= Triumphal march =

Musical form generally reflecting a triumph

A triumphal march is a musical form generally reflecting a triumph, victory or great joy.

Many composers have written a triumphal march, with maybe the best known one being by Italian opera composer, Giuseppe Verdi for his 1871 grand opera, Aida, where, in the second act, Radames leads the Egyptian army on its return following their victory over the Ethiopians. The triumphal scene gives directors the opportunity for elaborate spectacle typical of the grand opera of the period in the nineteenth century.

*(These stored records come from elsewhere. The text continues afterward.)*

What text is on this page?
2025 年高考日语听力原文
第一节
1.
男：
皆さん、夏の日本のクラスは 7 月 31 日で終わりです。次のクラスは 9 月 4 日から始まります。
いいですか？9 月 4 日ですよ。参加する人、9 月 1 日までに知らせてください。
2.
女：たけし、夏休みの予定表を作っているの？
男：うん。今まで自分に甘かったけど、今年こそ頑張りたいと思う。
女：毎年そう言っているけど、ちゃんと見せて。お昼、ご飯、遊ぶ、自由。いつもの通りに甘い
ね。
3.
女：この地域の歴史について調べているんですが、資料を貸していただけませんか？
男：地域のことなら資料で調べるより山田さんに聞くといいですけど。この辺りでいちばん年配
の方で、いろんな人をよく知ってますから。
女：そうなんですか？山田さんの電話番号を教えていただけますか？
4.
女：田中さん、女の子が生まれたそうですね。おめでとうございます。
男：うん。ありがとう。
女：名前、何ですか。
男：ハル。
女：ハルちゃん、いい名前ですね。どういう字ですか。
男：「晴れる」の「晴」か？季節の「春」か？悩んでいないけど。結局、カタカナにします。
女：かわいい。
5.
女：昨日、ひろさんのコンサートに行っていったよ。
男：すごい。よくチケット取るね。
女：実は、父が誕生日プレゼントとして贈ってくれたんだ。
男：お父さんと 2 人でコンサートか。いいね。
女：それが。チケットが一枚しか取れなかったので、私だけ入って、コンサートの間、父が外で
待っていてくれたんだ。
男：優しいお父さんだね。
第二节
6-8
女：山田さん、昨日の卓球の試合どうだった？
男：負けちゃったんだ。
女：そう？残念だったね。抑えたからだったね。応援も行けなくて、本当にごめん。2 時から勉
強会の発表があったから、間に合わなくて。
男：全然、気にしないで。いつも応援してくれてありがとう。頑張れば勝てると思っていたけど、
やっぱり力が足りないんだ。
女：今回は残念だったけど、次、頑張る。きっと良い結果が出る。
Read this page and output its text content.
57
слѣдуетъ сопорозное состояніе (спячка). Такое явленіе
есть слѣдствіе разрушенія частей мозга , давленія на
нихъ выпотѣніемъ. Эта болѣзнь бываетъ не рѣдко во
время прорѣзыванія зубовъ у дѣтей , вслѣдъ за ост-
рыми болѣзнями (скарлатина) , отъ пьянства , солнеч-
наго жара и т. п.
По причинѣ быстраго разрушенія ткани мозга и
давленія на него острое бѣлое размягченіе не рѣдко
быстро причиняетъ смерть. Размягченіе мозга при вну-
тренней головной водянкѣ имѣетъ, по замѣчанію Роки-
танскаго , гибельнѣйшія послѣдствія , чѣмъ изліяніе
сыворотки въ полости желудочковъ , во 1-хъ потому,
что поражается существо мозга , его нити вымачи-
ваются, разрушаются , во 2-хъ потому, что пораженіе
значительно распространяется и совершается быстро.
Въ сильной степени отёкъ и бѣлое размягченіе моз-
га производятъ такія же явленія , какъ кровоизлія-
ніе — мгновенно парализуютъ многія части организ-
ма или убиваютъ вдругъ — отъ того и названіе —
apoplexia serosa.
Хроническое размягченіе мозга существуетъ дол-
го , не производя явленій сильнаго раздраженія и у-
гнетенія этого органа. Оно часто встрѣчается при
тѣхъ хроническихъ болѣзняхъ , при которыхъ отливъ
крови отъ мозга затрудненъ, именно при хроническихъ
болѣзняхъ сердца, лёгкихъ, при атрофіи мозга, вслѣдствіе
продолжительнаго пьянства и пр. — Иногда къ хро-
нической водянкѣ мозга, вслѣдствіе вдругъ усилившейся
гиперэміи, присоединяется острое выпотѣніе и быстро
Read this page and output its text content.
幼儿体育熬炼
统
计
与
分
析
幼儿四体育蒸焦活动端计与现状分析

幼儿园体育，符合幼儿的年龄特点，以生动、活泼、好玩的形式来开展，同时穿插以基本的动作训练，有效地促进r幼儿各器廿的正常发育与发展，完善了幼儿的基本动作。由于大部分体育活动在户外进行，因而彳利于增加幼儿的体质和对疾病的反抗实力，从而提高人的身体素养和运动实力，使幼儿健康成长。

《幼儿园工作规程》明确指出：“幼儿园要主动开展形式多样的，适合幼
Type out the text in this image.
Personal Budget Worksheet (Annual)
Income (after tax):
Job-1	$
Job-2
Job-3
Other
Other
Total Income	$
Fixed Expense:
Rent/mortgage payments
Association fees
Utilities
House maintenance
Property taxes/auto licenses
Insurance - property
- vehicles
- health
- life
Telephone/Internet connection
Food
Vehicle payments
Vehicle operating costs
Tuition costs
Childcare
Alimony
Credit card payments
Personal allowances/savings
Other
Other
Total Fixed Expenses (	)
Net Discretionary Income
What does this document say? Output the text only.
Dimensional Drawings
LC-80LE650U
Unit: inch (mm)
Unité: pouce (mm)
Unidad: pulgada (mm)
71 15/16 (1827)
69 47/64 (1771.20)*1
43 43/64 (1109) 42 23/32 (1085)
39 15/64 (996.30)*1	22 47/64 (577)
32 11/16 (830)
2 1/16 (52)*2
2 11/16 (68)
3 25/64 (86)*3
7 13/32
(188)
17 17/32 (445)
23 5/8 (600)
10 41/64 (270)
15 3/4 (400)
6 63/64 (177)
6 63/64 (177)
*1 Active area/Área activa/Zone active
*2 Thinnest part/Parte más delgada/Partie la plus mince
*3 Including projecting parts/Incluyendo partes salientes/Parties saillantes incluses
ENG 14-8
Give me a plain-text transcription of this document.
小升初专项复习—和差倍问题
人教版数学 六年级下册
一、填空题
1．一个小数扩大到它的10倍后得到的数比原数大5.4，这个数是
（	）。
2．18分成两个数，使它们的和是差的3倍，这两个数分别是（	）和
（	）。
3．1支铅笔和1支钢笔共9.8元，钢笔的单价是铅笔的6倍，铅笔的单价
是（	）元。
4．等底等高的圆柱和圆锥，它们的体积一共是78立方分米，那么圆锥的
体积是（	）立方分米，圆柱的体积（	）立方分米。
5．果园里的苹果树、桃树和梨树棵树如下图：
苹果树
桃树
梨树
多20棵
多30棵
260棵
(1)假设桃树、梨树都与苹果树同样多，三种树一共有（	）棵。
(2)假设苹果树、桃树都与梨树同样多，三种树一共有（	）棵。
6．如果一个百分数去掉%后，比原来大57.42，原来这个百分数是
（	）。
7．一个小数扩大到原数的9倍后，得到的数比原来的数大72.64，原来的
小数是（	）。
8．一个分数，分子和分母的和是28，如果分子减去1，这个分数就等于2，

It is often played during graduation ceremonies in Latin America and the Philippines which is also called the Martsang Pandangál (Filipino for "Honours March") which is an excerpt from Verdi's march. The piece is also one of three compositions (the other two being the Spanish anthem Marcha Real and the French anthem La Marseillaise) that influenced the Philippine National Anthem, according to its composer, Julián Felipe. Verdi's triumphal march has also become the background of many a popular football chant, especially in his native Italy.

Among other composers who have composed triumphal marches are Ludwig van Beethoven, Edward Elgar, Edvard Grieg and Alfred Hollins. Alexander Glazunov's is known as the "Triumphal March on the Occasion of the Worlds Columbian Exposition in Chicago, 1893".